Now Photographer Tatjana Plitt wants to travel the country to finish her series of portraits called "Gay Warriors" — a look at members of the military and their home lives. She says the pictures help draw attention to the discrimination these families still endure as a result of the Defense of Marriage Act, which prevents the military from recognizing their marriages and equalizing benefits.
The Advocate spoke with Plitt about the series, about her Kickstarter campaign to support the project, and why the photos are often taken in bedrooms. Check out more of her photos on the following pages.
The Advocate: What were you doing before this project, and what suddenly inspired you to take military portraits?
The focus of my art practice has always been portraiture. I am interested in how cultural narratives impact the lived experience, emotions, desires, relationships and identities of the people I photograph. Before this current project, I was working on a series of portraits based on the imagery of Harlequin romance novels, in which real couples performed a highly staged, climactic romantic moment in their own domestic spaces. I turned to taking portraits of same-sex military couples because the challenging situation they are currently in gives us a powerful opportunity to re-examine our cultural narratives around marriage and family. Although "don't ask, don't tell" was repealed in 2011, same-sex couples in the military still face discrimination from the very country they are fighting to protect. The Defense of Marriage Act and some Department of Defense policies prevent these soldiers and their families from being entitled to the protections, benefits and responsibilities their heterosexual counterparts automatically receive.

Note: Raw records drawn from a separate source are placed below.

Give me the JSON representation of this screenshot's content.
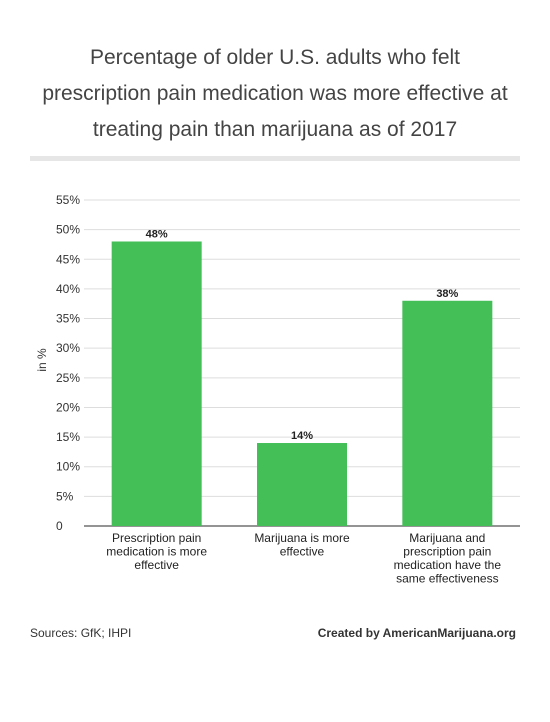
{
  "title_lines": [
    "Percentage of older U.S. adults who felt",
    "prescription pain medication was more effective at",
    "treating pain than marijuana as of 2017"
  ],
  "footer": {
    "sources": "Sources: GfK; IHPI",
    "credit": "Created by AmericanMarijuana.org"
  },
  "chart_data": {
    "type": "bar",
    "title": "Percentage of older U.S. adults who felt prescription pain medication was more effective at treating pain than marijuana as of 2017",
    "ylabel": "in %",
    "xlabel": "",
    "ylim": [
      0,
      55
    ],
    "yticks": [
      0,
      5,
      10,
      15,
      20,
      25,
      30,
      35,
      40,
      45,
      50,
      55
    ],
    "ytick_labels": [
      "0",
      "5%",
      "10%",
      "15%",
      "20%",
      "25%",
      "30%",
      "35%",
      "40%",
      "45%",
      "50%",
      "55%"
    ],
    "grid": true,
    "bar_color": "#44bf58",
    "categories": [
      [
        "Prescription pain",
        "medication is more",
        "effective"
      ],
      [
        "Marijuana is more",
        "effective"
      ],
      [
        "Marijuana and",
        "prescription pain",
        "medication have the",
        "same effectiveness"
      ]
    ],
    "values": [
      48,
      14,
      38
    ],
    "data_labels": [
      "48%",
      "14%",
      "38%"
    ]
  }
}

"Steve & Josh Snyder-Hill"
What’s your personal connection to the military?
I have an uncle who served in the military for 26 years and a cousin who has been serving for 15 years. Having seen first hand the emotional and financial strain it put on the whole family, I cannot imagine how much more difficult it is for same-sex couples, who do not have access to the additional support military families need to cope with the stress that comes with military service.
When you’re setting up a portrait, what is the message you’re trying to send with the staging?

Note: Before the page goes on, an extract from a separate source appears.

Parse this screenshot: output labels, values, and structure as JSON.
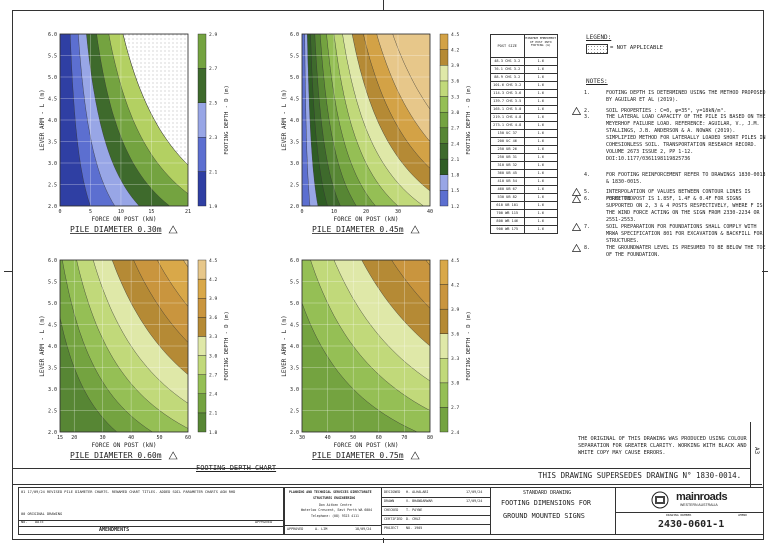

I have photographed most of these couples in the intimacy of their bedrooms because it is the site that is up for debate, essentially. Sexuality is respected as private in the lives of other citizens, but has been politicized and made a cause for discrimination for same-sex couples. By welcoming viewers into the controversial space that has been deemed taboo and "alternative," these couples invite viewers to connect with them and their families, and to see that there are fewer differences in their love, affection, hopes and dreams, than people might imagine.

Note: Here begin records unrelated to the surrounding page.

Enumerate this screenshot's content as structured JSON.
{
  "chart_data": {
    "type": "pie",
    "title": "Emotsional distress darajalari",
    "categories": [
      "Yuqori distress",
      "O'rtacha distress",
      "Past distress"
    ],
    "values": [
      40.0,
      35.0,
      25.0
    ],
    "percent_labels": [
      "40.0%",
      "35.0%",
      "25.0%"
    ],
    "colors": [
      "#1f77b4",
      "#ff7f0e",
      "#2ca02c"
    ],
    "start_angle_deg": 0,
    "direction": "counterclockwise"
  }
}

Also, I have based the portraits on the historic imagery of 17th century marriage and family portraits. The function of a marriage portrait was to legitimize a couple's marriage, as the formal and legal structures we have today did not yet exist. These paintings also served to celebrate the nobility, respectability and wealth of this new family union. In the same way, my portraits celebrate the respectability and validity of these same-sex couples and provide a contemporary take on the notion of traditional marriage and family.
"Phillip & Stephen"
Is there something that can be best learned about these subjects only from a photograph?
Photographs are direct imprints from reality, giving us a unique way to relate to what, or who, is reflected within them. People can look into the eyes of their fellow human beings, no matter how great the distance in time, place and experience, and connect with their stories and emotions in a direct, powerful way. These photographs give us a chance to see who these brave souls are, revealing their humanity, fragility, strength and love for each other.
What’s the most striking story you’ve heard so far from one of the subjects while taking the photographs?
Everyone has had a touching story to tell, but Phillip and Stephen's really struck me. Phillip Zimmerman was a highly qualified Arabic and Farsi interpreter in the Navy, until they kicked him out in 1986 for being gay. He lost a career that meant the world to him; the loss and rejection haunted him for 25 years, until "don't ask, don't tell" was repealed and he could once again serve the country he loves. He is now serving the Coast Guard Auxilliary as an Arabic and Farsi interpreter. Seeing Phillip beam with pride at being back in uniform, the emotional burden of 25 years melting away and Stephen, his partner of 17 years — now husband — supporting him through all of it, brings a tear to my eye every time I look at their picture.